Ed Partridge had this gem on Part of the Plan. It comes from a DesNews article about payday-loan companies. This is an issue that really gets my blood boiling. These organizations prey on poor, and or desperate people who are taken advantage of in transactions that charge usurious fees and interest. These groups operate legally, but they leave the realms ethical business practices in the dust.

In the tax realm, the scam business plan is to offer loans on large EITC/ACTC refunds that are generally largest for families whose income is in only in the range of 15,000 dollars. These poor families who often stupidly ignorantly sign for these loans end up sucking 10 to 25% of their tax credit funds away because they can't wait less than 2 weeks that a normal refund would take from the IRS. It is of course a large portion of the victim's fault that they lacked needed patience, but for the remainder of those who are sucked into these scams it is completely unethical of these organizations to take advantage of Federal funds that are intended as a supplement to incomes of poor families, or single parents.

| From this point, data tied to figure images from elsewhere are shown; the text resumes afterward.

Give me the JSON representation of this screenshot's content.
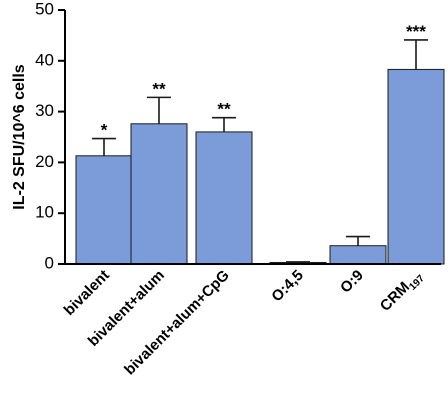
{
  "chart_data": {
    "type": "bar",
    "title": "",
    "xlabel": "",
    "ylabel": "IL-2 SFU/10^6 cells",
    "ylim": [
      0,
      50
    ],
    "yticks": [
      0,
      10,
      20,
      30,
      40,
      50
    ],
    "grid": false,
    "legend": "none",
    "bar_color": "#7B9CD8",
    "categories": [
      "bivalent",
      "bivalent+alum",
      "bivalent+alum+CpG",
      "O:4,5",
      "O:9",
      "CRM197"
    ],
    "category_labels": [
      {
        "main": "bivalent",
        "sub": ""
      },
      {
        "main": "bivalent+alum",
        "sub": ""
      },
      {
        "main": "bivalent+alum+CpG",
        "sub": ""
      },
      {
        "main": "O:4,5",
        "sub": ""
      },
      {
        "main": "O:9",
        "sub": ""
      },
      {
        "main": "CRM",
        "sub": "197"
      }
    ],
    "values": [
      21.3,
      27.6,
      26.0,
      0.3,
      3.6,
      38.3
    ],
    "errors": [
      3.4,
      5.2,
      2.8,
      0.1,
      1.8,
      5.8
    ],
    "significance": [
      "*",
      "**",
      "**",
      "",
      "",
      "***"
    ]
  }
}
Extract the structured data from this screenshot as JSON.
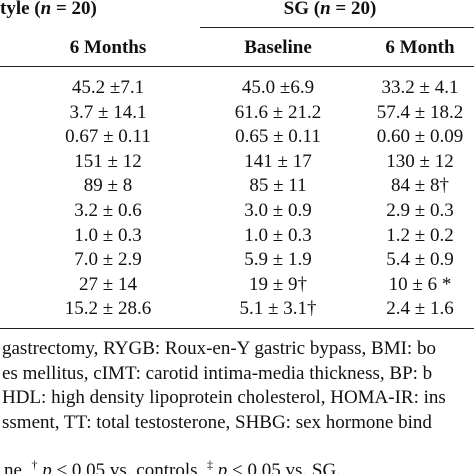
{
  "header": {
    "groups": [
      [
        "tyle (",
        "n",
        " = 20)"
      ],
      [
        "SG (",
        "n",
        " = 20)"
      ]
    ],
    "columns": [
      "6 Months",
      "Baseline",
      "6 Month"
    ]
  },
  "table": {
    "rows": [
      [
        "45.2 ±7.1",
        "45.0 ±6.9",
        "33.2 ± 4.1"
      ],
      [
        "3.7 ± 14.1",
        "61.6 ± 21.2",
        "57.4 ± 18.2"
      ],
      [
        "0.67 ± 0.11",
        "0.65 ± 0.11",
        "0.60 ± 0.09"
      ],
      [
        "151 ± 12",
        "141 ± 17",
        "130 ± 12"
      ],
      [
        "89 ± 8",
        "85 ± 11",
        "84 ± 8†"
      ],
      [
        "3.2 ± 0.6",
        "3.0 ± 0.9",
        "2.9 ± 0.3"
      ],
      [
        "1.0 ± 0.3",
        "1.0 ± 0.3",
        "1.2 ± 0.2"
      ],
      [
        "7.0 ± 2.9",
        "5.9 ± 1.9",
        "5.4 ± 0.9"
      ],
      [
        "27 ± 14",
        "19 ± 9†",
        "10 ± 6 *"
      ],
      [
        "15.2 ± 28.6",
        "5.1 ± 3.1†",
        "2.4 ± 1.6"
      ]
    ]
  },
  "footnotes": {
    "lines": [
      "gastrectomy, RYGB: Roux-en-Y gastric bypass, BMI: bo",
      "es mellitus, cIMT: carotid intima-media thickness, BP: b",
      "HDL: high density lipoprotein cholesterol, HOMA-IR: ins",
      "ssment, TT: total testosterone, SHBG: sex hormone bind"
    ],
    "last": [
      "ne, ",
      "†",
      "p",
      " < 0.05 vs. controls, ",
      "‡",
      "p",
      " < 0.05 vs. SG."
    ]
  }
}
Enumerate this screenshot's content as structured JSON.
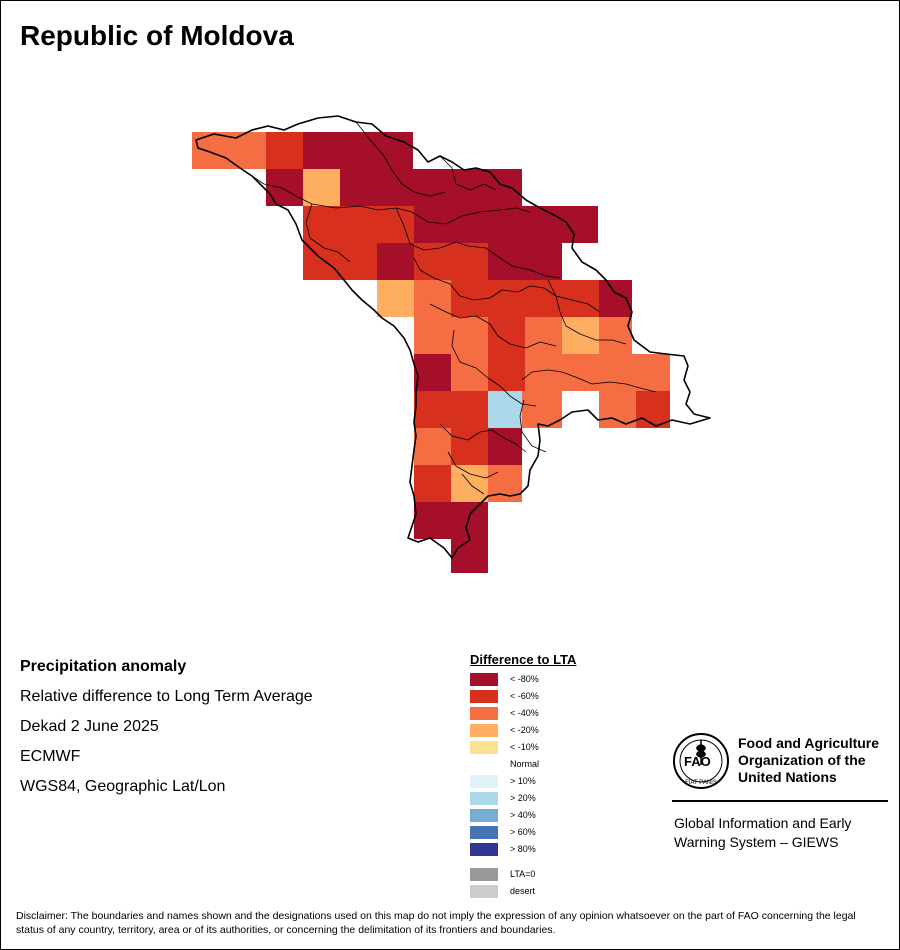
{
  "map": {
    "title": "Republic of Moldova",
    "variable": "Precipitation anomaly",
    "measure": "Relative difference to Long Term Average",
    "period": "Dekad 2 June 2025",
    "source": "ECMWF",
    "projection": "WGS84, Geographic Lat/Lon",
    "country_border_color": "#000000",
    "grid_cells_legend_class_counts": {
      "lt_-80": "dark red cells",
      "lt_-60": "red cells",
      "lt_-40": "orange cells",
      "lt_-20": "light orange cells",
      "gt_20": "light blue cells"
    }
  },
  "legend": {
    "title": "Difference to LTA",
    "items": [
      {
        "label": "< -80%",
        "color": "#A50F2A"
      },
      {
        "label": "< -60%",
        "color": "#D7301F"
      },
      {
        "label": "< -40%",
        "color": "#F46D43"
      },
      {
        "label": "< -20%",
        "color": "#FDAE61"
      },
      {
        "label": "< -10%",
        "color": "#FEE090"
      },
      {
        "label": "Normal",
        "color": "#FFFFFF"
      },
      {
        "label": "> 10%",
        "color": "#DEF2F7"
      },
      {
        "label": "> 20%",
        "color": "#ABD9E9"
      },
      {
        "label": "> 40%",
        "color": "#74ADD1"
      },
      {
        "label": "> 60%",
        "color": "#4575B4"
      },
      {
        "label": "> 80%",
        "color": "#313695"
      }
    ],
    "extra": [
      {
        "label": "LTA=0",
        "color": "#999999"
      },
      {
        "label": "desert",
        "color": "#CCCCCC"
      }
    ]
  },
  "org": {
    "logo_text": "FAO",
    "logo_motto": "FIAT PANIS",
    "name": "Food and Agriculture Organization of the United Nations",
    "system": "Global Information and Early Warning System – GIEWS"
  },
  "disclaimer": "Disclaimer: The boundaries and names shown and the designations used on this map do not imply the expression of any opinion whatsoever on the part of FAO concerning the legal status of any country, territory, area or of its authorities, or concerning the delimitation of its frontiers and boundaries."
}
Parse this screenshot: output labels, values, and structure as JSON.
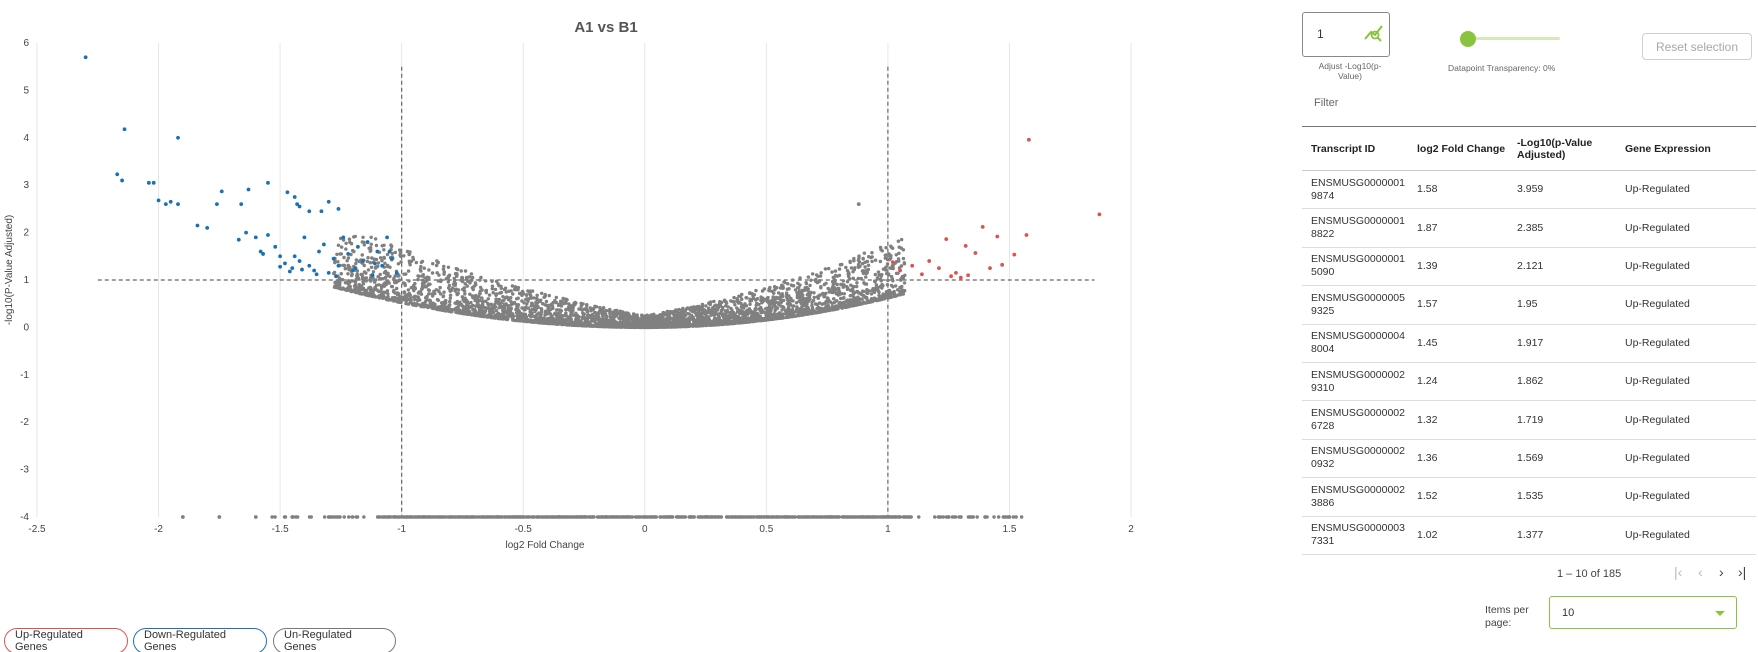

Better still, it appears from the DesNews article, an effort to regulate this industry in Utah maybe thwarted by Legislators who lacked the moral integrity to refuse campaign donations from such charlatans. I would be very interested in finding who has accepted bribes campaign donations from these unethical organizations.

1 comment:

y-intercept said...

I am a little bit slower at labeling PayDay and check cashing companies as evil.

It seems to me that the real problem is that bank consolidation and regulation has created an environment where millions of poor are underserved by the banking industry.

The problem is not with the existence of payday loans companies, but with the fact that people get these short term loans to try and patch long term needs.

The solution is not to pile moral outrage and more regulations on companies that try to provide banking services to the poor. The real solution is to find ways to give the poor the banking services that they need so they have a hope of stop being poor one day.